What else? Oh, there were a few points when the entire band would leave the stage except for one of them and this person would give us a solo performance while the others got a break. One of the guys (not an original member of the band) did a guitar solo with a guitar that shot exploding flames out of it. Pretty impressive. But the last time he did it he aimed it up toward the ceiling of the stage on the side where we were sitting and hit a light fixture above the corner of the stage. It hung by a cord for a moment before crashing to the stage. It very nearly took out a security guard. Though he didn't seem phased. My heart was racing so hard as I thought for sure I was about to witness the top story on the night's news. But now I'm wondering if it was somehow all part of the show. Perhaps I'll never know. If anyone reading this happens to know if this is a regular occurrence at a KISS concert, please fill me in. :)

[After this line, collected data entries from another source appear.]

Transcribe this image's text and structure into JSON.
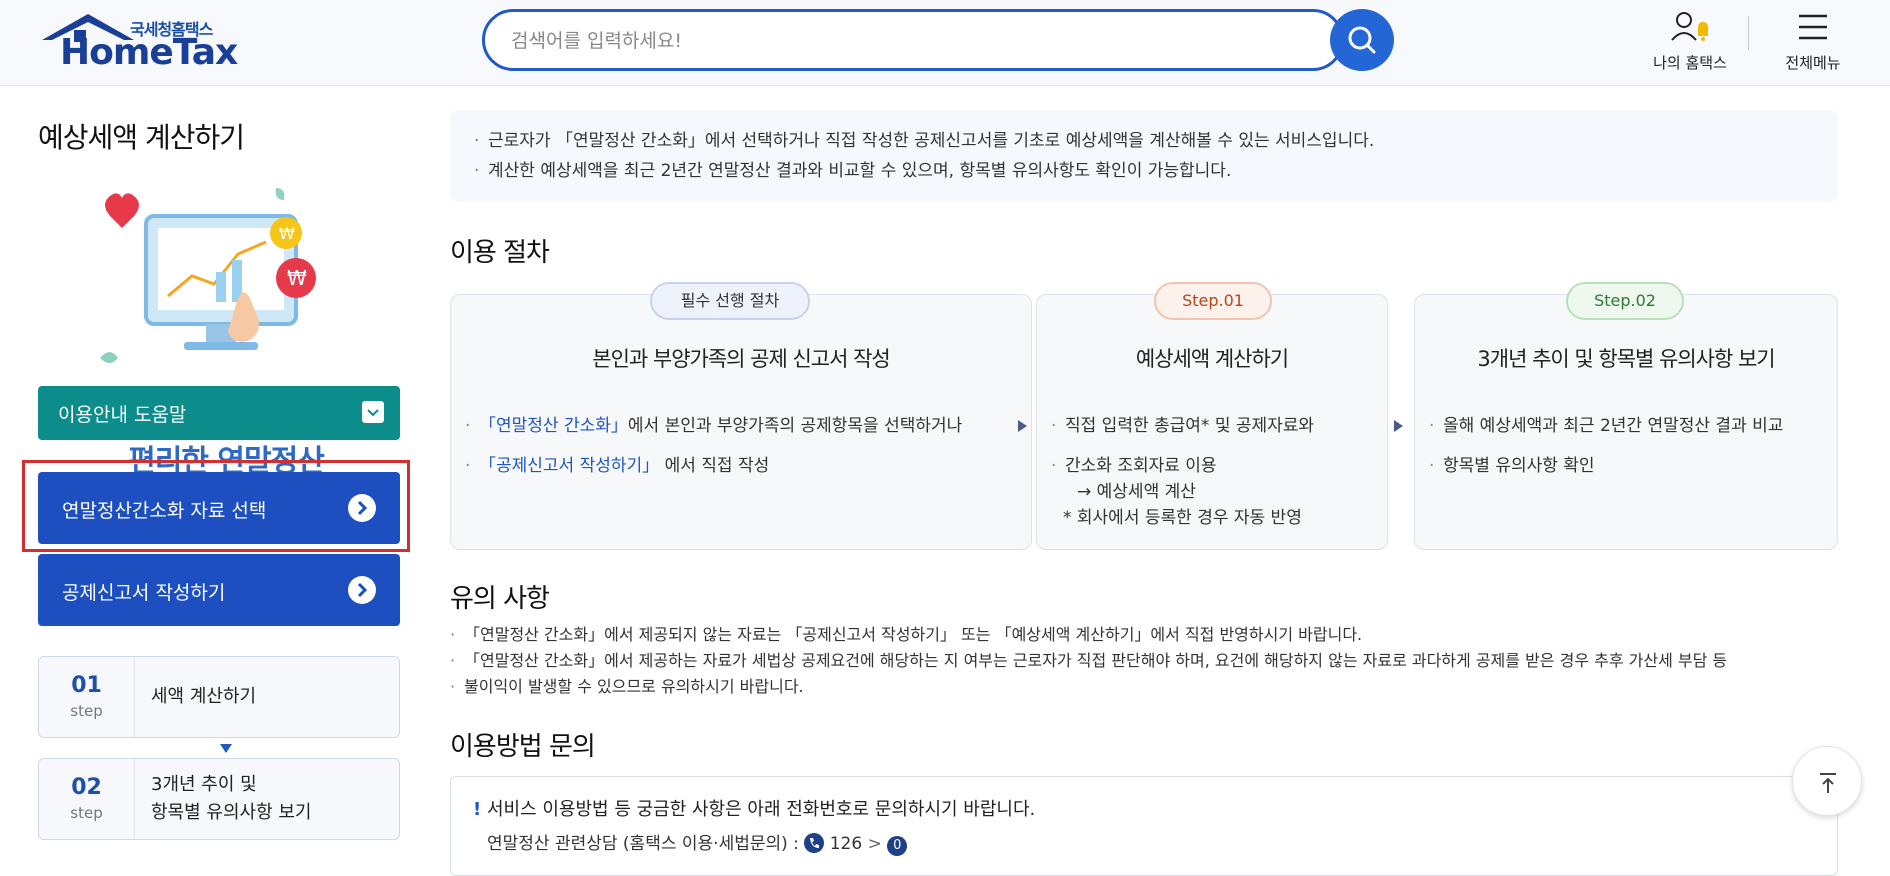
{
  "header": {
    "logo_sub": "국세청홈택스",
    "logo_main": "HomeTax",
    "search_placeholder": "검색어를 입력하세요!",
    "my_hometax": "나의 홈택스",
    "all_menu": "전체메뉴"
  },
  "sidebar": {
    "page_title": "예상세액 계산하기",
    "illustration_text": "편리한 연말정산",
    "guide_label": "이용안내 도움말",
    "btn_simplified": "연말정산간소화 자료 선택",
    "btn_declaration": "공제신고서 작성하기",
    "steps": [
      {
        "num": "01",
        "unit": "step",
        "label": "세액 계산하기"
      },
      {
        "num": "02",
        "unit": "step",
        "label_line1": "3개년 추이 및",
        "label_line2": "항목별 유의사항 보기"
      }
    ]
  },
  "intro": {
    "line1": "근로자가 「연말정산 간소화」에서 선택하거나 직접 작성한 공제신고서를 기초로 예상세액을 계산해볼 수 있는 서비스입니다.",
    "line2": "계산한 예상세액을 최근 2년간 연말정산 결과와 비교할 수 있으며, 항목별 유의사항도 확인이 가능합니다."
  },
  "procedure": {
    "title": "이용 절차",
    "cards": [
      {
        "pill": "필수 선행 절차",
        "head": "본인과 부양가족의 공제 신고서 작성",
        "item1_link": "「연말정산 간소화」",
        "item1_rest": "에서 본인과 부양가족의 공제항목을 선택하거나",
        "item2_link": "「공제신고서 작성하기」",
        "item2_rest": " 에서 직접 작성"
      },
      {
        "pill": "Step.01",
        "head": "예상세액 계산하기",
        "item1": "직접 입력한 총급여* 및 공제자료와",
        "item2": "간소화 조회자료 이용",
        "item2_sub": "→ 예상세액 계산",
        "item3": "* 회사에서 등록한 경우 자동 반영"
      },
      {
        "pill": "Step.02",
        "head": "3개년 추이 및 항목별 유의사항 보기",
        "item1": "올해 예상세액과 최근 2년간 연말정산 결과 비교",
        "item2": "항목별 유의사항 확인"
      }
    ]
  },
  "notes": {
    "title": "유의 사항",
    "line1": "「연말정산 간소화」에서 제공되지 않는 자료는 「공제신고서 작성하기」 또는 「예상세액 계산하기」에서 직접 반영하시기 바랍니다.",
    "line2": "「연말정산 간소화」에서 제공하는 자료가 세법상 공제요건에 해당하는 지 여부는 근로자가 직접 판단해야 하며, 요건에 해당하지 않는 자료로 과다하게 공제를 받은 경우 추후 가산세 부담 등",
    "line2_cont": "불이익이 발생할 수 있으므로 유의하시기 바랍니다."
  },
  "inquiry": {
    "title": "이용방법 문의",
    "line1": "서비스 이용방법 등 궁금한 사항은 아래 전화번호로 문의하시기 바랍니다.",
    "line2": "연말정산 관련상담 (홈택스 이용·세법문의) :",
    "phone": "126",
    "sep": ">",
    "option": "0"
  },
  "colors": {
    "brand_blue": "#1e4fc1",
    "teal": "#0d8c8c",
    "highlight_red": "#d32f2f"
  }
}
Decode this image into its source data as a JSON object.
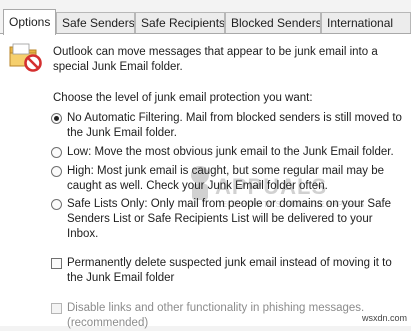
{
  "tabs": [
    {
      "label": "Options",
      "active": true
    },
    {
      "label": "Safe Senders",
      "active": false
    },
    {
      "label": "Safe Recipients",
      "active": false
    },
    {
      "label": "Blocked Senders",
      "active": false
    },
    {
      "label": "International",
      "active": false
    }
  ],
  "intro_text": "Outlook can move messages that appear to be junk email into a special Junk Email folder.",
  "prompt_text": "Choose the level of junk email protection you want:",
  "levels": {
    "selected": "no_filtering",
    "no_filtering": "No Automatic Filtering. Mail from blocked senders is still moved to the Junk Email folder.",
    "low": "Low: Move the most obvious junk email to the Junk Email folder.",
    "high": "High: Most junk email is caught, but some regular mail may be caught as well. Check your Junk Email folder often.",
    "safe_lists": "Safe Lists Only: Only mail from people or domains on your Safe Senders List or Safe Recipients List will be delivered to your Inbox."
  },
  "permanently_delete": {
    "label": "Permanently delete suspected junk email instead of moving it to the Junk Email folder",
    "checked": false
  },
  "disable_links": {
    "label": "Disable links and other functionality in phishing messages. (recommended)",
    "checked": false,
    "enabled": false
  },
  "watermark": {
    "text": "APPUALS",
    "subtext": "TECH HOW-TO'S FROM THE EXPERTS"
  },
  "credit": "wsxdn.com",
  "colors": {
    "dialog_bg": "#f3f3f3",
    "panel_bg": "#ffffff",
    "folder": "#f2c55c",
    "no_sign": "#d42f2f"
  },
  "icons": {
    "header": "junk-folder-icon"
  }
}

Paul Stanley showing off his sextagenarian goods
Gene Simmons sticking out his tongue at us
After the pyrotechnics, the fake blood and the flights over the stage and the audience, Z had gotten his fill. And in a fashion more in keeping with the age of most of the crowd (who were apparently opting to ignore the fact that they had to wake up and go to work the next morning), he opted to leave before the encore had ended so we could beat the traffic. He had realized his dream. And we were home by 11:15. Rock. On.